Nos dias que se seguiram, minha rotina se resumiu ao trajeto casa, trabalho, delegacia. Além disso, por conta própria, passei a monitorar os três bandidos no Facebook. Compartilhava cada novidade com a polícia. Porém, depois de encaminhar o inquérito e o pedido de prisão preventiva dos suspeitos ao Ministério Público, a delegacia onde o caso foi registrado alegou que não poderia fazer nada mais.
Tentei argumentar, lembrei que era possível localizá-los, que eles já até tinham cometido outros crimes depois daquele que vitimou meu marido. Entre justificativas diversas, como falta de contingente ou mesmo de policiais treinados para aquele tipo de captura, a resposta seguiu negativa, não poderiam fazer mais nada.
Eu não conseguia me conformar e, enquanto pensava em como sensibilizar novamente os policiais, continuei minha investigação paralela, tendo apenas a Cacau como companhia e testemunha.
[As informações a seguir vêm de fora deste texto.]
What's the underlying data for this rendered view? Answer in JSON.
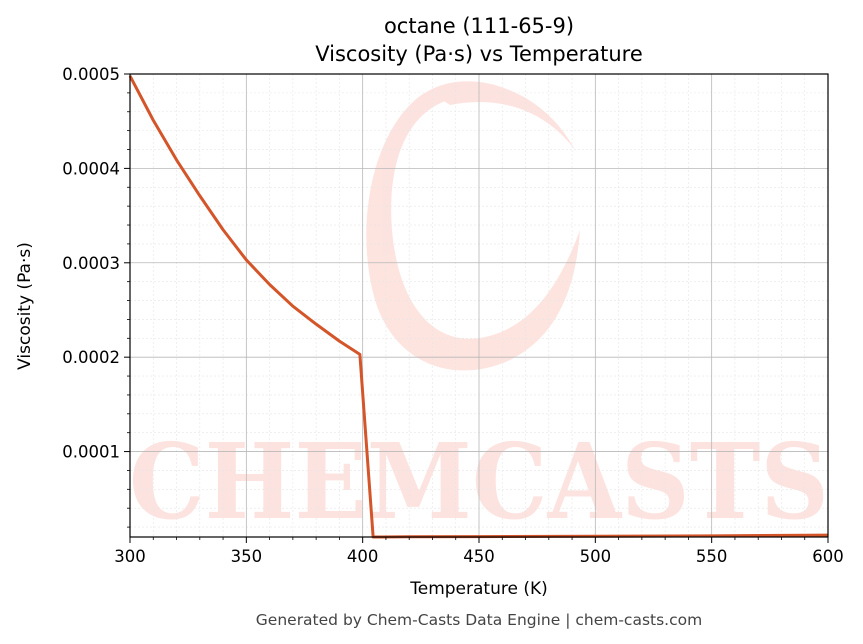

Ao longo de pouco mais de quatro meses, monitorei absolutamente tudo que cada um dos bandidos havia postado a partir do dia 20 de janeiro, quando o crime ocorreu. Também concedi algumas entrevistas, e, com isso, pessoas da comunidade onde eles viviam começaram a me procurar no Facebook. Eu tinha medo de interagir, mas, com a ajuda de uma irmã do Roni – a única que sabia que eu seguia acompanhando os suspeitos –, obtive até os contatos de WhatsApp de parentes do assassino. Montei um dossiê completo.
Em meio a tudo isso, resolvi fazer krav magá (técnica israelense de luta e defesa pessoal) para desestressar. Não estava pronta para retomar a vida social, mas precisava de uma válvula de escape, em um ambiente em que minha história fosse desconhecida. Certo dia, a única amiga que fiz na aula perguntou se eu era casada, se tinha filhos. Acabei contando que havia ficado viúva fazia pouco tempo. Para minha surpresa, estava diante da promotora de justiça Cintia Marangoni, que se interessou em saber como estava o caso e, mais do que isso, em me ajudar a procurar ajuda de outra delegacia para resolvê-lo.
Cerca de uma semana mais tarde, eu pisava pela primeira vez no Departamento de Capturas e Delegacias Especializadas. Foram quatro horas e meia de conversas, relembrando o dia que eu tanto queria esquecer, esmiuçando os detalhes da minha apuração solitária. Escutei finalmente o que tanto esperava. A delegada Ivalda Aleixo me afirmou categoricamente que, a partir daquele minuto, prender o assassino do meu marido e seus cúmplices era prioridade.
Em uma terça-feira, pouco mais de dez dias depois da conversa, a palavra da delegada Ivalda se cumpriu. Acordei por volta das 6 da manhã com a mensagem dela: ‘Fique tranquila, todos presos’. Com base em meu dossiê, o trabalho de inteligência do departamento encontrou os suspeitos em um barraco onde se escondiam, bancados pela irmã do homem que atirou no Roni.
Eufórica, mal conseguia acreditar que aquele dia tinha chegado. Liguei para minha cunhada, para o filho do Roni e para alguns amigos. Em seguida, fui para a delegacia. Precisava olhar na cara do assassino. Diferentemente do encontro com o primeiro bandido preso, neste eu estava tranquila, com a sensação de que a justiça enfim chegara.
Familiares e amigos só tomaram conhecimento da minha odisseia no dia da captura. E, claro, muitos me chamaram de louca por me arriscar tanto. O que ninguém entendeu foi que eu jamais tive escolha. Não poderia seguir sem justiça, sem fazer pelo Roni o que ele com certeza faria por mim.
A prisão dos criminosos não trouxe meu marido de volta, mas devolveu a tranquilidade da minha sogra, a minha dignidade e a minha vida. No domingo seguinte, consegui mexer nas coisas dele. Estava tudo exatamente do jeito que Roni deixou quando saímos para viajar sem saber que ele não voltaria. Tomei coragem, uns goles de vinho e disse a mim mesma que era hora de permitir que ele partisse em paz, tendo a certeza de que também seria capaz de continuar.”